Passenger Train Driver Blamed for Collision

The driver of a passenger train failed to brake in time to prevent a collision with a freight train carrying hundreds of liters of diesel fuel on Saturday morning in Preah Sihanouk province, resulting in a few minor injuries, an official and the railway operator’s CEO said on Sunday.

Two Royal Railway employees sustained light injuries when a two-carriage train carrying about 40 passengers crashed into a stationary freight train hauling 20 carriages of wood and plastic products, furniture and 800 liters of diesel, among other goods, at about 8 a.m. on Saturday in Prey Nop district, the company’s CEO John Guiry said. Police said three staff members were injured in the crash.

“The driver was coming in a tad too fast,” Mr. Guiry said. “He didn’t apply the brakes in time. That’s what it looks like.”

Yang Pros, deputy chief of the district traffic police bureau, said the passenger train’s brakes malfunctioned, causing it to crash into the freight train. Both trains were traveling from Preah Sihanouk station to Phnom Penh.
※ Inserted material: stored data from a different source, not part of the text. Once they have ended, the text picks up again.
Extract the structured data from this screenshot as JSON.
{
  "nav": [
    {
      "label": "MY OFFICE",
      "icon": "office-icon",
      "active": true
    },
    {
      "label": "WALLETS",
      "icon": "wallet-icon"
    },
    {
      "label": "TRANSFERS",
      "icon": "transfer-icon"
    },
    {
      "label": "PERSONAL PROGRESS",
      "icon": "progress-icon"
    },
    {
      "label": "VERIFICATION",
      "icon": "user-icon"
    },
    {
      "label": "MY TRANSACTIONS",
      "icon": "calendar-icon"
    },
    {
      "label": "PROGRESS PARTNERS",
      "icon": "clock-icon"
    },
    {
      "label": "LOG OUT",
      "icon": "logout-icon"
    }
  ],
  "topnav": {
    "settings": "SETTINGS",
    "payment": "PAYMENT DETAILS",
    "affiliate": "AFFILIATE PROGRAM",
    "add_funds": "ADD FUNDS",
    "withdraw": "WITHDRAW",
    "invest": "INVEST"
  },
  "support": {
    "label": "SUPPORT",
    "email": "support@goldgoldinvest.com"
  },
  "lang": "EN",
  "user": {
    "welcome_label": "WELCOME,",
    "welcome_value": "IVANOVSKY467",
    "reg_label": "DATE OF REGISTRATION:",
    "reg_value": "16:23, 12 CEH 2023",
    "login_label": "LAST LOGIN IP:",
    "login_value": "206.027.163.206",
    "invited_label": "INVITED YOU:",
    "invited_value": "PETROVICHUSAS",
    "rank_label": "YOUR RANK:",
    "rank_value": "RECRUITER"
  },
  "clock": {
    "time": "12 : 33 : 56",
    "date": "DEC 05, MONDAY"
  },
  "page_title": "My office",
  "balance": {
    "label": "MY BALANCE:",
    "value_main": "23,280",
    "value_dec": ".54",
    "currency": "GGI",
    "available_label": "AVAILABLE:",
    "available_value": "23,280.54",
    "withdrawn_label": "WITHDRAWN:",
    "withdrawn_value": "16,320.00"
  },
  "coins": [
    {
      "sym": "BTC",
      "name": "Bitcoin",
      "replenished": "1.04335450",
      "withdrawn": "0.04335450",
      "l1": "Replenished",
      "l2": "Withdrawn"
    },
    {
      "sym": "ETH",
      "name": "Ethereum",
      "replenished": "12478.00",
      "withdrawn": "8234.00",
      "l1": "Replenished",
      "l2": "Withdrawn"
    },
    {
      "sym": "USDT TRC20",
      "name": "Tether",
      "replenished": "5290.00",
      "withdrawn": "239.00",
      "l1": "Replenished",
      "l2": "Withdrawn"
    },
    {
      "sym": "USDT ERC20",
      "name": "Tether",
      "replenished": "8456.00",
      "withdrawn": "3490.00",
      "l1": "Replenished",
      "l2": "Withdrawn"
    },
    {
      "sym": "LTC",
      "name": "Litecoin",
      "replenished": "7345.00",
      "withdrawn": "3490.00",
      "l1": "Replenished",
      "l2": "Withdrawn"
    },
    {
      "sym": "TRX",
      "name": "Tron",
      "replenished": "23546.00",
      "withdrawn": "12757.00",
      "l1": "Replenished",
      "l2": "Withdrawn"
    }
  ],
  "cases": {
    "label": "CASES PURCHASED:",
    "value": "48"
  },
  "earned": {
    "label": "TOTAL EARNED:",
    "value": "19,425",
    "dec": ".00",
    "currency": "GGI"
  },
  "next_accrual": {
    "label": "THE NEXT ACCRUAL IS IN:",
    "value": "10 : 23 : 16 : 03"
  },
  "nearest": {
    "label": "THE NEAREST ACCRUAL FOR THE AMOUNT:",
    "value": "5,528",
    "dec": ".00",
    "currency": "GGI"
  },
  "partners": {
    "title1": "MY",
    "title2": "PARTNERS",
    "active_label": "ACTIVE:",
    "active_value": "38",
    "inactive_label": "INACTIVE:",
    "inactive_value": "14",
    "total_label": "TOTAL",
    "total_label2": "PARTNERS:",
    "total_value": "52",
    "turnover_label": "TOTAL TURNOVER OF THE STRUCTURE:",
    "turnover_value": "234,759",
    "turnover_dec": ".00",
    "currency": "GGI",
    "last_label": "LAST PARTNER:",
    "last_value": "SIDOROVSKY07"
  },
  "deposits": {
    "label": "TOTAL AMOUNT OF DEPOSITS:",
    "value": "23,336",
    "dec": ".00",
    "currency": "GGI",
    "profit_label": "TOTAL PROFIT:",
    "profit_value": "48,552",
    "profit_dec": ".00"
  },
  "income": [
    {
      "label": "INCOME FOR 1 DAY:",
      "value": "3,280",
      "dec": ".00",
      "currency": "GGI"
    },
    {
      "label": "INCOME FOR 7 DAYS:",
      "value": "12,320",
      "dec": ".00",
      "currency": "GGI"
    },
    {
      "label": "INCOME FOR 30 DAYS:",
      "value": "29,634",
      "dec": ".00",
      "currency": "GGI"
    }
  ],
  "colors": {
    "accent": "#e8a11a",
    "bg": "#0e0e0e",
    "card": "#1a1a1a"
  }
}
The freight train “was stopped in the front and the passenger line came from behind to stop on the same track, however, the brake didn’t work and [the passenger train] crashed into it,” Mr. Pros said. “After they crashed into each other, the passengers got off the train and took the bus to Phnom Penh.”

While the company was in the preliminary stage of its crash investigation, which would include a review of surveillance footage from the train and a data analysis of the speed and location of the trains involved, Mr. Guiry said it was unlikely that the train’s brakes had failed.

“There are three brakes on the train,” he said, describing a system that includes brake mechanisms in the train’s front and rear, and the dead man’s brake, which is triggered automatically within seconds if the driver fails to maintain pressure on the throttle or foot pedal.

“What we’re suspicious of is the way he applied the brakes,” he said. “It’s when and the way.”

Chan Samleng, director of the Transport Ministry’s railway department, also placed responsibility for the crash on the train’s driver, and said that after a number of railway accidents the operator needed to review how its drivers were trained.

“For the driver, we need to think about him, whether he has knowledge about driving and has he been trained to drive,” Mr. Samleng said.

Deaths and injuries on the railway since it began operations in April have mostly been caused by people or motor vehicles on the tracks, Mr. Guiry noted.

“With the safety of the system and all the things that happen, very rarely do we have human error involved,” he said.